Each game will have a few unique lighting peculiarities to deal with. Johnny has two that are noteworthy. First is the cybermatrix. This is a 9-position mechanical ball lock. Each of the positions is a button that the ball falls onto (when dropped from the glove). Each button is lit from below to indicate various game states. These bulbs are buried inside the assembly, requiring the removal of the whole thing. This is another great reason to do an LED conversion- some bulbs in these games are very difficult to reach, and LEDs mean probably never having to go through this again.


Removing the cybermatrix should be a simple matter of two nuts on the backboard, but that would be too easy for Blondihacks, right?


You may recall that when I removed the hand assembly earlier, I left the cybermatrix in place, instead of removing it with the backboard, as you normally would. Remember why?



This is why. Some previous repair person botched the installation on this solenoid under the matrix. It’s flipped 180°, which means it can’t be lifted through that hole in the play field which is there for the purpose. In this orientation, the solenoid locks the cybermatrix in to the play field and backboard in a three-way chicken-and-egg problem.


I ended up having to loosen the backboard, loosen all the plastic ramps, loosen some plastics, and generally do a lot of reverse Tetris-ing to get that cybermatrix off the play field. I wanted to make sure whomever comes after me didn’t have to go through that, so I set about fixing the issue.



It was a fairly simple matter to remove this solenoid and flip it 180° in the mount.

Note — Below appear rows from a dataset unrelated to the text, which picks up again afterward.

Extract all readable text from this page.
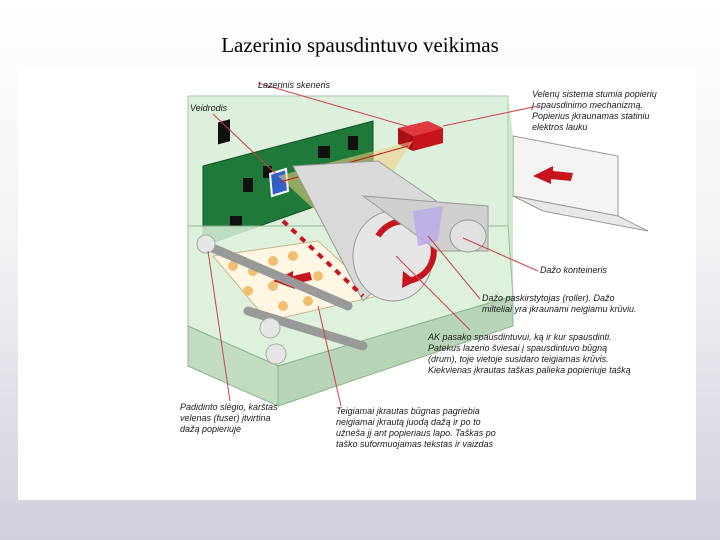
Lazerinio spausdintuvo veikimas
Lazerinis skeneris
Veidrodis
Velenų sistema stumia popierių
į spausdinimo mechanizmą.
Popierius įkraunamas statiniu
elektros lauku
Dažo konteineris
Dažo paskirstytojas (roller). Dažo
milteliai yra įkraunami neigiamu krūviu.
AK pasako spausdintuvui, ką ir kur spausdinti.
Patekus lazerio šviesai į spausdintuvo būgną
(drum), toje vietoje susidaro teigiamas krūvis.
Kiekvienas įkrautas taškas palieka popieriuje tašką
Padidinto slėgio, karštas
velenas (fuser) įtvirtina
dažą popieriuje
Teigiamai įkrautas būgnas pagriebia
neigiamai įkrautą juodą dažą ir po to
užneša jį ant popieriaus lapo. Taškas po
taško suformuojamas tekstas ir vaizdas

That means the wire terminals are sticking out the back, and thus are aligned correctly with the hole in the play field. Note the solenoid is shown here in the INCORRECT orientation.


With that resolved, it was a simple matter to swap the cybermatrix bulbs from underneath this assembly. Note that sometimes it takes multiple insertions to get a 555 LED bulb to work correctly. This is because of those delicate wire contacts I mentioned earlier. Also, some of them are polarized, and need to be tested, then flipped if they don’t work. Because of this, I connected the electrical on this matrix and ran the lighting tests before reinstalling the whole assembly on the play field. Once installed, these bulbs are completely inaccessible for any adjustments.

The moral is, always test each bulb with the machine on before reinstalling anything that makes the bulbs hard to get to. This is generally only an issue for the press-fit 555 bases. The other style (the base 44, twist-in kind) don’t have these concerns.


The second unique issue with Johnny is the bulb inside the lower jet bumper. It has to be removed from above, by removing the plastic cap on top of the bumper. However, to access the screws holding the cap, you have to remove two of the enormous plastic ramps that are in the way. These ramps are fragile and very difficult to replace, so I’ve opted to leave that bulb as an incandescent for now. I made a note to replace it the next time I have those ramps off for some other reason. It’s not worth risking damage to them for a bulb that you can’t really see anyway.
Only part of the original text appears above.